The Second World War (1939-1945) cemented a lot of individual places in history, however, in this article, I would like to discuss an individual that isn’t as well known as others from her time period but who instead was responsible for documenting the time period that was unfolding before her.


Who was Lee Miller?


Lee Miller started her career as a model, later becoming a photographer and then a photojournalist. She grew up in Poughkeepsie, New York, in the early 1900s. She was never good at following the rules, which lead to her being expelled from many schools. However, before she left formal education, she would travel to France on a school trip and attend L’École Medgyes pour la Technique du Théâtre, an experience that would get her into fashion.


By 1927 Miller was modelling for Vogue, but after an embarrassing incident in 1928-29, she left New York and moved to Paris where she would become the muse of one of the most famous surrealist photographers of the time, Man Ray.
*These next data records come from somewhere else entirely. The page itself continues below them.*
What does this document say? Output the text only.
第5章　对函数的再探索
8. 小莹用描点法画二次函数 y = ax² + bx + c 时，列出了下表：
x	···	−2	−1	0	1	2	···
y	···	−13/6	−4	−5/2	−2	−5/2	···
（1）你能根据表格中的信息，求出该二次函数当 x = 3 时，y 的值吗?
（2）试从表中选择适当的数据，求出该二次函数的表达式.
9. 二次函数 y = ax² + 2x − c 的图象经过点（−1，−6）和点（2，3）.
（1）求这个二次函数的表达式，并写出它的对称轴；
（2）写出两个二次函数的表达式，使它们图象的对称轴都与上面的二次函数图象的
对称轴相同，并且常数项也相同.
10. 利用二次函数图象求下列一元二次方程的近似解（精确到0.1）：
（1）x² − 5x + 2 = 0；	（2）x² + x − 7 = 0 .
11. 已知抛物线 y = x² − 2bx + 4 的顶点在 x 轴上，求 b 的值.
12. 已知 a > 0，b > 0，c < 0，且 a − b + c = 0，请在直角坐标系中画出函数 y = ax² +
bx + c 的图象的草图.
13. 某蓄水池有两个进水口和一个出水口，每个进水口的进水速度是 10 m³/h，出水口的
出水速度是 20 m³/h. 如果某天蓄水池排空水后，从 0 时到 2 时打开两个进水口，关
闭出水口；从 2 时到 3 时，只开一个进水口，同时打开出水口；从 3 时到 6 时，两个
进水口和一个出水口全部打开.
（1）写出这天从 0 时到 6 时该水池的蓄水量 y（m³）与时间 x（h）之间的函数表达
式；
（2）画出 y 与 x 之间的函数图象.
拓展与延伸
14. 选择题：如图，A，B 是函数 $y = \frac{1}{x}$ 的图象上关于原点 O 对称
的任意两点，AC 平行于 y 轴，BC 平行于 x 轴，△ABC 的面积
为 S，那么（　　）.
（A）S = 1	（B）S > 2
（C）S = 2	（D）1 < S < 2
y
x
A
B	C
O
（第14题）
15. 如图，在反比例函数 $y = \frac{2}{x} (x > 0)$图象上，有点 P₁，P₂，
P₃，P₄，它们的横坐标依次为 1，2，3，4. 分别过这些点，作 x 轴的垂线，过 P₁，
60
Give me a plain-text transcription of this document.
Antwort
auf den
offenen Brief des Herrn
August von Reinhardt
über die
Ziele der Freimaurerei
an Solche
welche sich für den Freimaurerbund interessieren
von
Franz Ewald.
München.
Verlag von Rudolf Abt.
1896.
An experience that taught her a lot of what she knew about photography.


She married twice, which would first take her to Egypt and then to London by the start of the Second World War. Whilst in London she started taking photos of the city in the Blitz, later becoming a photojournalist for Vogue, with whom she would become an accredited war correspondent. By the end of the war, she had been to field hospitals in France, seen the Liberation of Buchenwald and Dachau, as well as being at the Battle of Saint-Malo.